Overview
In this article we look at all the stages of the data journey from raw input data to analysis and output. We will briefly explore the process flows at each stage.
We classify the data journey from source application to reporting output into the following stages:
- Data Ingestion - Get raaw data from the source application
- Data Transformation - Apply business logic / rules to convert the data into a form that supports business analysis
- Data Analysis / Reporting - Analyze and present the transformed data in a manner that it can be consumed by the end-user
Source - https://a16z.com/emerging-architectures-for-modern-data-infrastructure/Data Ingestion
This stage deals with reading data from source applications and moving it to a central storage location. For example, ingest accounting data from NetSuite and store it in AWS S3. While doing this, ELT Data ensures that:
- Raw data is available in a consistent and reliable manner.
- A copy of deduped data is made in addition to the raw data.
- Input data meets basic quality parameters, e.g., no null records, fresh data check, primary key check.
- The data to be ingested is standardized and documented.
The above steps ensure input data quality and freshness and do not involve business logic. This stage is implemented by the data engineering team of ELT Data.
Popular data connectors include ELT Data, Fivetran and Airbyte.
In this stage we tranform the ingested raw data into business data. In this stage we focus on:
- Transforming the input data into the form required by the business.
- Defining relationships between the entities in the data warehouse.
- Writing data checks on business KPIs. E.g. sales this month > $10,000 OR NumofJobPerTechnician > 3
- Document and write the business transformed data to a warehouse table for further consumption.
While running data transformations, it is essential to ensure that the definitions of business KPIs are consistent across pipelines. For example, we may write one pipeline for sales by month and another for sales per employee per month. It is important that we keep the definition of sales consistent across the two transformation phases.
This stage is jointly implemented by the ELT Data engineering team (which provides the platform to run transformations) and the client's business analyst (who define the business rules and transformations).
Popular data transformation tools include DBT and Apache Spark.
Data Analysis / Reporting
The transformed data is finally used for business analysis and reporting. This stage involves presenting the business transfotmed data to different end-users in forms consumable by them. For example, financial reports for management often vary from the ones required for the operations team, though the underlying data for both reports is the same.
This stage is implemented by BI developers and consultants in the client organization.
Popular analytics and reporting tools include Power BI, Tableau, R and Python.

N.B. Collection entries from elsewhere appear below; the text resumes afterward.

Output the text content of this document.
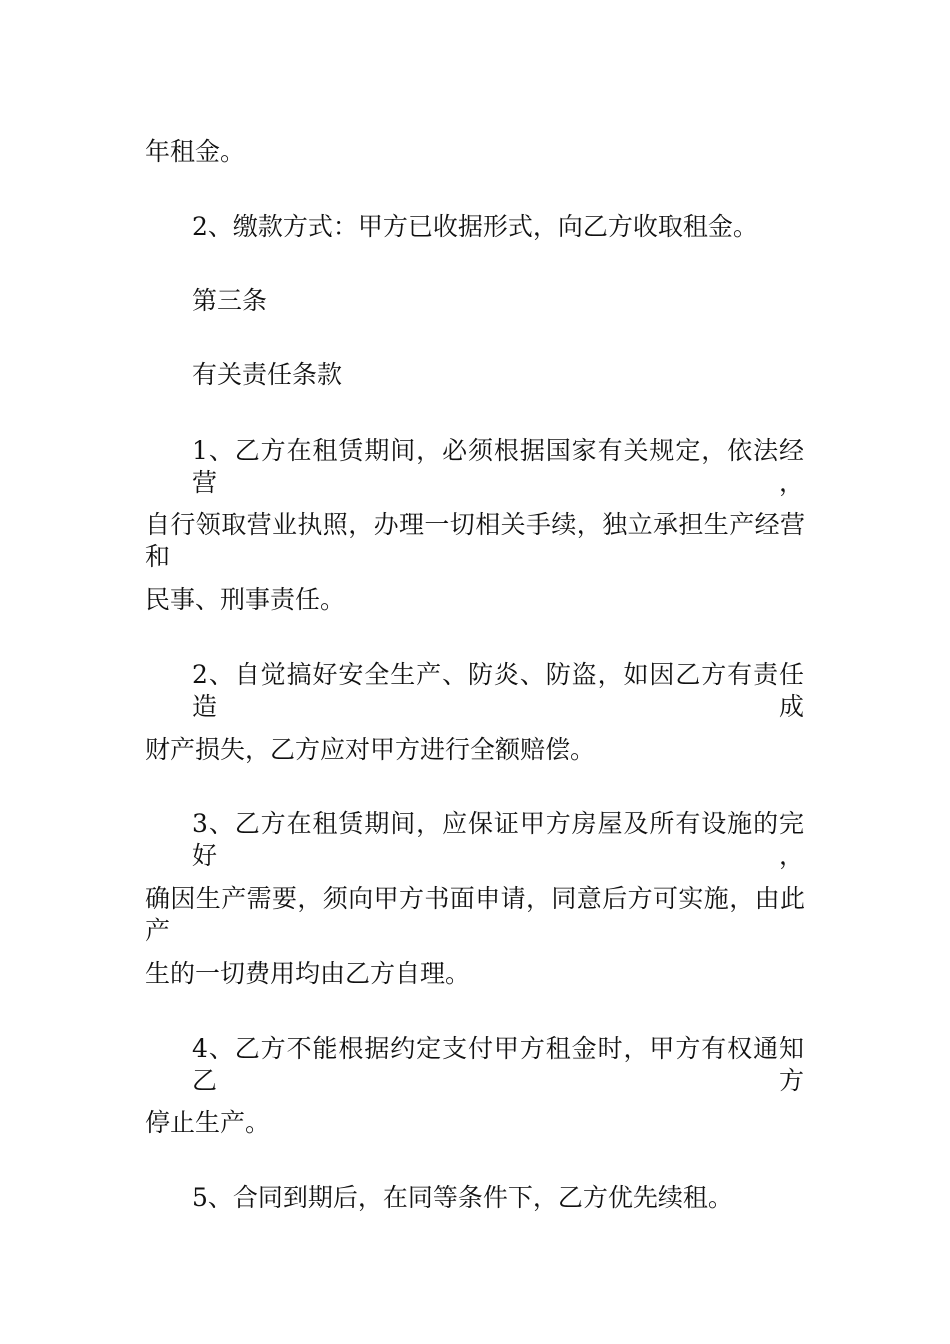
年租金。
2、缴款方式：甲方已收据形式，向乙方收取租金。
第三条
有关责任条款
1、乙方在租赁期间，必须根据国家有关规定，依法经营，
自行领取营业执照，办理一切相关手续，独立承担生产经营和
民事、刑事责任。
2、自觉搞好安全生产、防炎、防盗，如因乙方有责任造成
财产损失，乙方应对甲方进行全额赔偿。
3、乙方在租赁期间，应保证甲方房屋及所有设施的完好，
确因生产需要，须向甲方书面申请，同意后方可实施，由此产
生的一切费用均由乙方自理。
4、乙方不能根据约定支付甲方租金时，甲方有权通知乙方
停止生产。
5、合同到期后，在同等条件下，乙方优先续租。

To ensure that data processes including the above three stages run in a consistent, predictable and manageable manner, ELT Data uses numerous supporting technologies and stages. In this section we briefly describe the key tools and the process stages in which they are used.
Workflow managers
Workflow managers are critical to managing complex data pipelines. Their primary functions include scheduling, automation, task dependency management, monitoring and logging, scalability, error handling and retries.
Popular workflow management tools include Airflow and Prefect.
Data quality checks
To make sure that our data pipelines are running and fetching data as expected, we can add on additional tooling to run data quality checks when it is fetched and transformed.
Popular data quality check tools include Great Expectations and AccelData.
Data discovery
As the data and the people working on it increase, keeping track of all the data assets becomes an issue. To keep our datasets fresh and documented, we can add tools to help us with the data organization.
Popular tools to aid discovery include Amundsen and Atlan.
Data governance
With increasing data volume and consumption, we may need to define access controls on the data assets. To help us with this, we can add tools around governance.
Based on the maturity and necessity of your organization, you can decide which of the supporting stages and tools to add.